In a rare move, the Vatican expressed its displeasure with the Chinese government Monday for the recent disappearance of Bishop Peter Shao Zhumin of Wenzhou.

Papal spokesman Greg Burke said that the Vatican is observing with “grave concern” the situation of Bishop Shao, who was “forcibly removed from his episcopal see some time ago.”

“The diocesan Catholic community and his relatives have no news or reasons for his removal, nor do they know where he is being held,” Burke said in a statement.

Pope Francis appointed Shao to his post in Wenzhou last September, an eastern city in the Zhejiang province with a large Christian community. Chinese authorities never recognized Shao’s appointment by the Vatican, insisting that they alone have the authority to appoint bishops.

Since 2014, the Communist Party has targeted Wenzhou in its brutal cross-removal program where authorities have removed more than 2,000 church crosses since the beginning of the operation. The crusade to eradicate the iconic Christian symbol from China’s landscape has included the demolition of crosses and churches as well as beatings and arrests when Christians have attempted to resist.

The government euphemistically titled the campaign a “beautification” program, often recurring to trumped up charges that church structures are illegally constructed in order to justify the destruction of crosses.

Last week, Asianews reported that Shao’s disappearance was “part of an attempt to persuade him to join the Chinese Patriotic Catholic Association so that he can be under its control.” The Communist-controlled Chinese Catholic Patriotic Association has structures parallel to those of the underground Catholic Church, which is not recognized by the state.

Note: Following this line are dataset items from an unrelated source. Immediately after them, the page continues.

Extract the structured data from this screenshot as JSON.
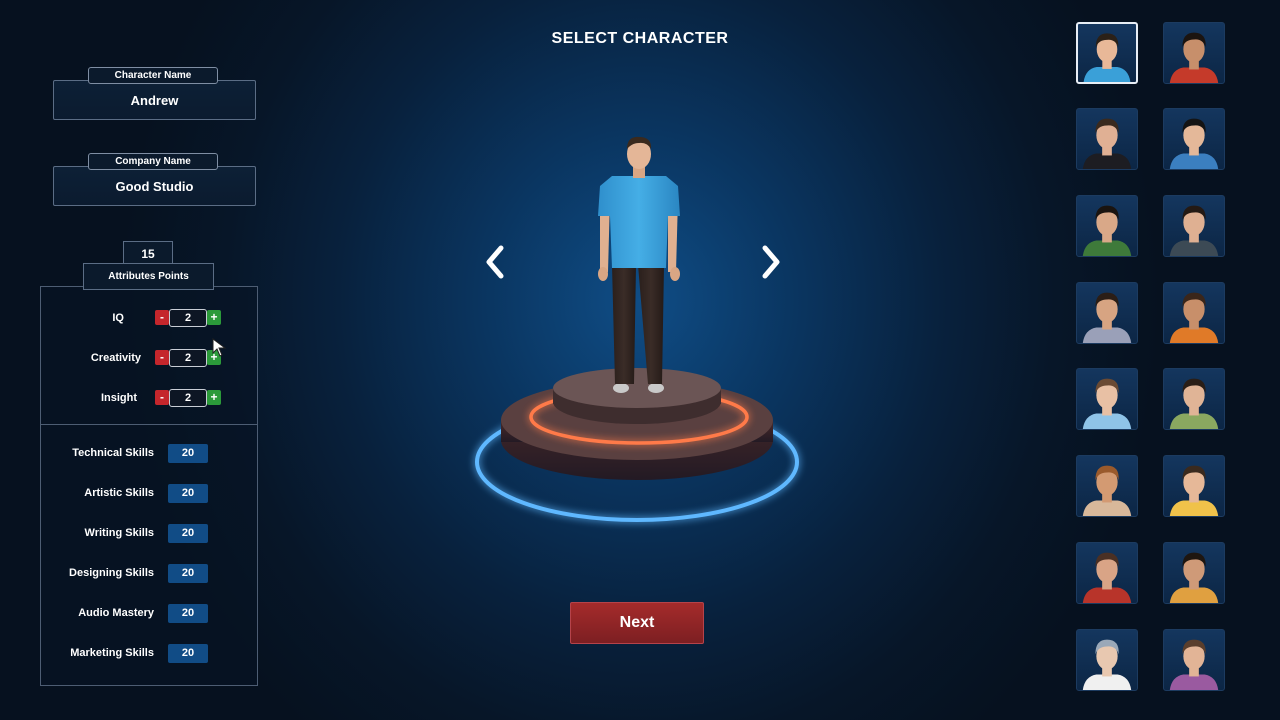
{
  "title": "SELECT CHARACTER",
  "fields": {
    "character_name": {
      "label": "Character Name",
      "value": "Andrew"
    },
    "company_name": {
      "label": "Company Name",
      "value": "Good Studio"
    }
  },
  "attributes": {
    "points": "15",
    "points_label": "Attributes Points",
    "items": [
      {
        "label": "IQ",
        "value": "2",
        "minus": "-",
        "plus": "+"
      },
      {
        "label": "Creativity",
        "value": "2",
        "minus": "-",
        "plus": "+"
      },
      {
        "label": "Insight",
        "value": "2",
        "minus": "-",
        "plus": "+"
      }
    ]
  },
  "skills": [
    {
      "label": "Technical Skills",
      "value": "20"
    },
    {
      "label": "Artistic Skills",
      "value": "20"
    },
    {
      "label": "Writing Skills",
      "value": "20"
    },
    {
      "label": "Designing Skills",
      "value": "20"
    },
    {
      "label": "Audio Mastery",
      "value": "20"
    },
    {
      "label": "Marketing Skills",
      "value": "20"
    }
  ],
  "next_label": "Next",
  "icons": {
    "prev": "chevron-left-icon",
    "next": "chevron-right-icon"
  },
  "colors": {
    "minus": "#c4262c",
    "plus": "#2b9a3a",
    "skill_badge": "#114c86",
    "next_button": "#a52b2b",
    "ring_inner": "#ff6a3a",
    "ring_outer": "#3aa0ff"
  },
  "portraits": [
    {
      "skin": "#e8b898",
      "hair": "#2b2118",
      "shirt": "#3aa0d8",
      "selected": true
    },
    {
      "skin": "#c78f6b",
      "hair": "#1b1410",
      "shirt": "#c53a2a"
    },
    {
      "skin": "#e0b094",
      "hair": "#3a2a1e",
      "shirt": "#1d1d22"
    },
    {
      "skin": "#e4b899",
      "hair": "#141414",
      "shirt": "#3b7fc0"
    },
    {
      "skin": "#d9a888",
      "hair": "#1a1410",
      "shirt": "#3e7a3a"
    },
    {
      "skin": "#dfb092",
      "hair": "#241a14",
      "shirt": "#3c4a55"
    },
    {
      "skin": "#d7a482",
      "hair": "#2b1e16",
      "shirt": "#9aa0b8"
    },
    {
      "skin": "#c88f6a",
      "hair": "#3a261a",
      "shirt": "#e07a28"
    },
    {
      "skin": "#e8c0a4",
      "hair": "#6a4a33",
      "shirt": "#8fc4e8"
    },
    {
      "skin": "#e0b496",
      "hair": "#2a1e16",
      "shirt": "#8aa860"
    },
    {
      "skin": "#d39a72",
      "hair": "#9a5a2c",
      "shirt": "#d8b89a"
    },
    {
      "skin": "#e6b898",
      "hair": "#3a2a1e",
      "shirt": "#f0c24a"
    },
    {
      "skin": "#d9a486",
      "hair": "#4a3024",
      "shirt": "#b8342a"
    },
    {
      "skin": "#cf9a78",
      "hair": "#1e1610",
      "shirt": "#e0a040"
    },
    {
      "skin": "#e8c8b0",
      "hair": "#9aa8b8",
      "shirt": "#f0f0f0"
    },
    {
      "skin": "#e2b496",
      "hair": "#5a3e2c",
      "shirt": "#9a5aa0"
    }
  ]
}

In its statement, the Vatican linked the mysterious disappearance of the bishop with “other similar episodes” that “unfortunately do not facilitate ways of understanding,” meaning that they may undermine efforts toward a diplomatic thaw between Communist China and the Holy See.

Burke conveyed the Vatican’s profound sadness over the event while expressing “the hope that Bishop Peter Shao Zhumin may return as soon as possible to the diocese and that he can be assured the possibility of serenely exercising his episcopal ministry.”

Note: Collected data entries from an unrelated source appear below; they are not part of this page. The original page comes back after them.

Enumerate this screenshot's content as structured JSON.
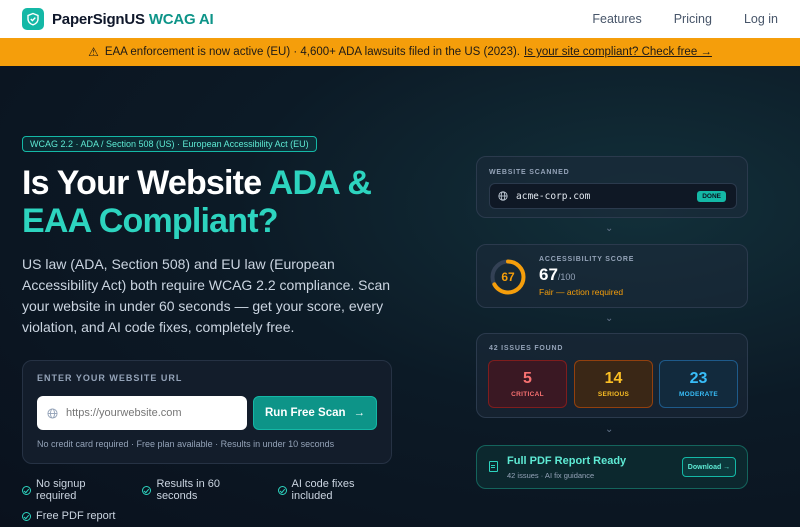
{
  "nav": {
    "brand": "PaperSignUS",
    "brand_accent": "WCAG AI",
    "links": [
      "Features",
      "Pricing",
      "Log in"
    ]
  },
  "banner": {
    "icon": "warning-triangle-icon",
    "text": "EAA enforcement is now active (EU) · 4,600+ ADA lawsuits filed in the US (2023).",
    "link": "Is your site compliant? Check free →"
  },
  "hero": {
    "tag": "WCAG 2.2 · ADA / Section 508 (US) · European Accessibility Act (EU)",
    "title_part1": "Is Your Website ",
    "title_accent1": "ADA &",
    "title_accent2": "EAA Compliant?",
    "lead": "US law (ADA, Section 508) and EU law (European Accessibility Act) both require WCAG 2.2 compliance. Scan your website in under 60 seconds — get your score, every violation, and AI code fixes, completely free."
  },
  "scan_form": {
    "label": "ENTER YOUR WEBSITE URL",
    "placeholder": "https://yourwebsite.com",
    "button": "Run Free Scan",
    "fine_print": "No credit card required · Free plan available · Results in under 10 seconds"
  },
  "checks": [
    "No signup required",
    "Results in 60 seconds",
    "AI code fixes included",
    "Free PDF report"
  ],
  "preview": {
    "scanned": {
      "label": "WEBSITE SCANNED",
      "site": "acme-corp.com",
      "status": "DONE"
    },
    "score": {
      "label": "ACCESSIBILITY SCORE",
      "value": "67",
      "max": "/100",
      "status": "Fair — action required",
      "gauge_fraction": 0.67
    },
    "issues": {
      "label": "42 ISSUES FOUND",
      "critical": "5",
      "critical_label": "CRITICAL",
      "serious": "14",
      "serious_label": "SERIOUS",
      "moderate": "23",
      "moderate_label": "MODERATE"
    },
    "report": {
      "title": "Full PDF Report Ready",
      "sub": "42 issues · AI fix guidance",
      "button": "Download →"
    }
  },
  "colors": {
    "accent": "#14b8a6",
    "warning": "#f59e0b",
    "critical": "#f87171",
    "serious": "#fbbf24",
    "moderate": "#38bdf8"
  }
}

Last week, Germany’s ambassador to China said the bishop appears to have been forced by Chinese authorities to move to unknown locations four times over the past year. The diplomat called for restoration of the bishop’s “full freedom of movement.”

Ever since 1958, the Catholic Church in China has been split into underground and open communities with the latter going by the title of the Patriotic Catholic Association under immediate control of the Communist party. A Vatican document of 1988 barred Roman Catholics from participating in the sacraments of the Patriotic Church, since the association “had broken all relationships with the pope” and would be “under the direct control of the government.”

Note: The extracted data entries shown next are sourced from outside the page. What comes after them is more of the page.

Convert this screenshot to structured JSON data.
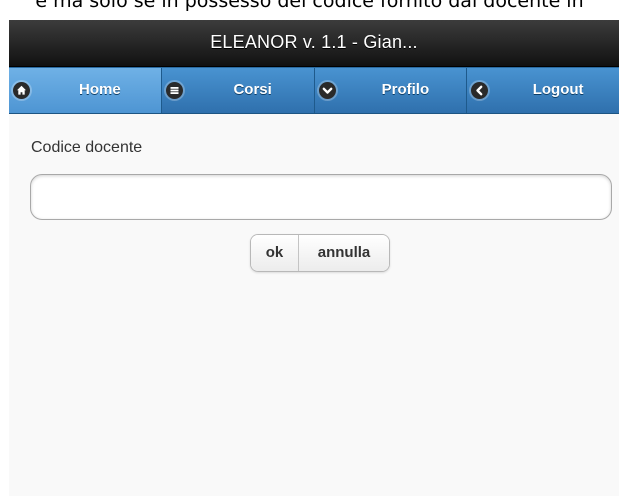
{
  "top_strip": {
    "text": "e ma solo se in possesso del codice fornito dal docente in"
  },
  "header": {
    "title": "ELEANOR v. 1.1 - Gian..."
  },
  "navbar": {
    "accent_color": "#3f85c5",
    "active_color": "#5ea3dd",
    "items": [
      {
        "label": "Home",
        "icon": "home-icon",
        "active": true
      },
      {
        "label": "Corsi",
        "icon": "menu-icon",
        "active": false
      },
      {
        "label": "Profilo",
        "icon": "chevron-down-icon",
        "active": false
      },
      {
        "label": "Logout",
        "icon": "chevron-left-icon",
        "active": false
      }
    ]
  },
  "form": {
    "label": "Codice docente",
    "input_value": "",
    "ok_label": "ok",
    "cancel_label": "annulla"
  }
}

The regime of President Xi Jinping has asserted ever greater state control over religious bodies, with the unintended side effect that more and more Christians are opting out of the official, state-recognized church and heading underground.

China has an estimated 12 million Catholics. Of these, some six million Catholics have refused to join churches recognized by the Communist party and have chosen to worship in illegal “house churches,” where they can remain loyal to the Vatican.

The Chinese Communist party has proclaimed the independence of the nationalized Catholic Church from Rome, insisting that the church adhere to a program of “self-governance.” In a statement released after last December’s National Congress of Chinese Catholic Representatives in Beijing, participants reasserted the autonomy of the Chinese Catholic Church.

“Sticking to the principle of independence and self-governance as well as a system of national congresses embodies the self-esteem and confidence of the Catholic Church in China. They are the foundation of the church’s existence,” the statement read.

Calling for local church “autonomy,” Beijing has sought greater control over the Catholic Church in China, insisting that bishops be named by the local Chinese Catholic community under the auspices of the Communist Party.

It has also refused to acknowledge the authority of the Pope in ecclesiastical decisions, claiming that as head of a foreign state, the Pope has no right to interfere in local matters.